De la même façon que Joe arrache des pousses d'arbres autour de sa maison, il va s'investir d'une mission : celle de sauver sa famille, touchée par un dramatique événement, qui transforme la douceur familiale en cahot.

Des petits arbres avaient attaqué les fondations de notre maison. Ce n'étaient que de jeunes plants piqués d'une ou deux feuilles raides et saines. Les tiges avaient tout de même réussi à s'insinuer dans de menues fissures parcourant les bardeaux bruns qui recouvraient les parpaings. Elles avaient poussé dans le mur invisible et il était difficile de les extirper.

Joe découvrira que son père, qu'il admire n'est qu'un juge de petite affaires se résumant à des conflits dans la communauté, que sa mère si vivante se transformera en fantôme silencieux, que le couple uni qu'ils formaient est au bord de la désintégration et que tout l'équilibre de sa vie est compromis.

Il aurait mieux valu n'importe quoi plutôt qu'elle prenne l'escalier dans cette suspension glacée des sentiments. Elle portait une robe bleue toute simple, ce soir-là. Pas de bas. Une paire de mocassins noirs Minnetonka. Tout en montant marche après marche, elle regardait droit devant elle et sa main tenait fermement la rampe. Ses pas étaient silencieux. Elle semblait flotter. Mon père et moi l'avons suivie jusqu'à la porte de la chambre, et je crois qu'en la regardant nous avons tous les deux eu l'impression qu'elle s'élevait vers un lieu d'extrême solitude dont on risquait de ne jamais la ramener.

Trouver le coupable va devenir son obsession et  va mettre à jour des dossiers sombres, des trafics , des non-dits, des révélations dans lesquelles celle que l'on a répudiée car différente va sauver celui qui va se transformer en monstre, où la justice ne sera pas rendue à la hauteur du crime, où la trahison peut survenir de personne que l'on aimait....

Je devais faire ce que je devais faire. Cet acte était devant moi. Dans l'étrange lumière, une sensation d'affolement m'a à ce point submergé que les larmes me sont montées aux yeux et qu'un seul son étranglé, un sanglot peut-être, un déchirement de souffrance, a jailli de ma poitrine. J'ai croisé les poings dans les mailles du tricot et les ai pressées contre mon coeur. Je ne voulais pas laisser échapper le son. Je ne voulais pas donner une voix à ce bouillonnement de sensations. Mais j'étais nu et tout petit face à sa puissance. Je n'avais pas le choix. J'ai étouffé les sons que je produisais de sorte que je sois seul à les entendre sortir de mon corps, répugnants et étrangers.
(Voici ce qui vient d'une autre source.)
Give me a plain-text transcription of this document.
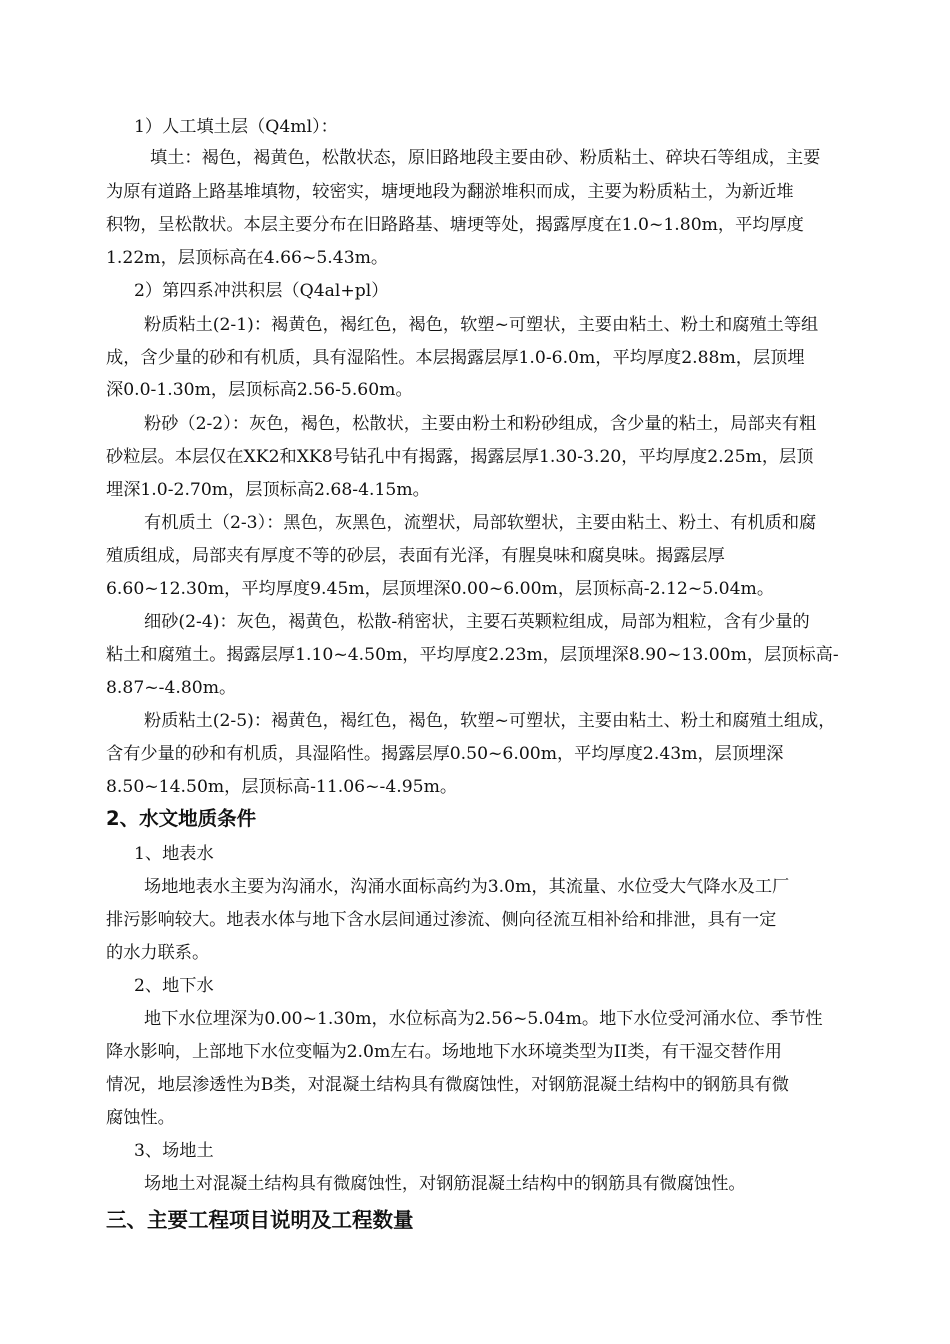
1）人工填土层（Q4ml）：
填土：褐色，褐黄色，松散状态，原旧路地段主要由砂、粉质粘土、碎块石等组成，主要
为原有道路上路基堆填物，较密实，塘埂地段为翻淤堆积而成，主要为粉质粘土，为新近堆
积物，呈松散状。本层主要分布在旧路路基、塘埂等处，揭露厚度在1.0~1.80m，平均厚度
1.22m，层顶标高在4.66~5.43m。
2）第四系冲洪积层（Q4al+pl）
粉质粘土(2-1)：褐黄色，褐红色，褐色，软塑~可塑状，主要由粘土、粉土和腐殖土等组
成，含少量的砂和有机质，具有湿陷性。本层揭露层厚1.0-6.0m，平均厚度2.88m，层顶埋
深0.0-1.30m，层顶标高2.56-5.60m。
粉砂（2-2）：灰色，褐色，松散状，主要由粉土和粉砂组成，含少量的粘土，局部夹有粗
砂粒层。本层仅在XK2和XK8号钻孔中有揭露，揭露层厚1.30-3.20，平均厚度2.25m，层顶
埋深1.0-2.70m，层顶标高2.68-4.15m。
有机质土（2-3）：黑色，灰黑色，流塑状，局部软塑状，主要由粘土、粉土、有机质和腐
殖质组成，局部夹有厚度不等的砂层，表面有光泽，有腥臭味和腐臭味。揭露层厚
6.60~12.30m，平均厚度9.45m，层顶埋深0.00~6.00m，层顶标高-2.12~5.04m。
细砂(2-4)：灰色，褐黄色，松散-稍密状，主要石英颗粒组成，局部为粗粒，含有少量的
粘土和腐殖土。揭露层厚1.10~4.50m，平均厚度2.23m，层顶埋深8.90~13.00m，层顶标高-
8.87~-4.80m。
粉质粘土(2-5)：褐黄色，褐红色，褐色，软塑~可塑状，主要由粘土、粉土和腐殖土组成，
含有少量的砂和有机质，具湿陷性。揭露层厚0.50~6.00m，平均厚度2.43m，层顶埋深
8.50~14.50m，层顶标高-11.06~-4.95m。
2、水文地质条件
1、地表水
场地地表水主要为沟涌水，沟涌水面标高约为3.0m，其流量、水位受大气降水及工厂
排污影响较大。地表水体与地下含水层间通过渗流、侧向径流互相补给和排泄，具有一定
的水力联系。
2、地下水
地下水位埋深为0.00~1.30m，水位标高为2.56~5.04m。地下水位受河涌水位、季节性
降水影响，上部地下水位变幅为2.0m左右。场地地下水环境类型为II类，有干湿交替作用
情况，地层渗透性为B类，对混凝土结构具有微腐蚀性，对钢筋混凝土结构中的钢筋具有微
腐蚀性。
3、场地土
场地土对混凝土结构具有微腐蚀性，对钢筋混凝土结构中的钢筋具有微腐蚀性。
三、主要工程项目说明及工程数量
Je me suis allongé par terre, j'ai laissé la peur me recouvrir, et essayé de continuer à respirer pendant qu'elle me secouait comme un chien secoue un rat.

L'auteure porte un regard sans complaisance  mais aussi avec tristesse sur une communauté qu'elle connaît parfaitement puisqu'elle en fait partie (mère amérindienne et père germano-américain) et s'inspire, je pense, de ses propres souvenirs pour construire ce roman. Elle relate les traditions et croyances de son peuple en intégrant entre autre des petits contes, légendes, racontées  par Mooshum, des cérémonies de purification, mais en intégrant également la présence d'un personnage blanc, le père Travis, qui lui aussi a ses souffrances, ses blessures.

La narration est faite par Joe lui-même, adulte, qui porte un regard à la fois bienveillant? indulgent sur l'enfant qu'il était, sur sa famille avec les figures marquantes de Clémence et Edward, sa tante et son oncle, Sonja et Whitey qui tiennent la station-service, elle, objet de tous ses fantasmes d'adolescent et lui, jaloux et alcoolique élève des chevaux et surtout Mooshum, le grand-père, passeur de légendes, d'histoires et mémoire de la famille.

Durant ma lecture j'ai beaucoup pensé aux deux romans de Harper Lee :  Ne tirez pas sur l'oiseau moqueur , Va et poste une sentinelle,ou le coeur est un chasseur solitaire  et Frankie Addams de Carson Mc Cullers qui sont aussi des romans d'apprentissage dans la littérature américaine, à travers un événement familial ou douloureux, le jeune adolescent passe de l'enfant à l'âge adulte.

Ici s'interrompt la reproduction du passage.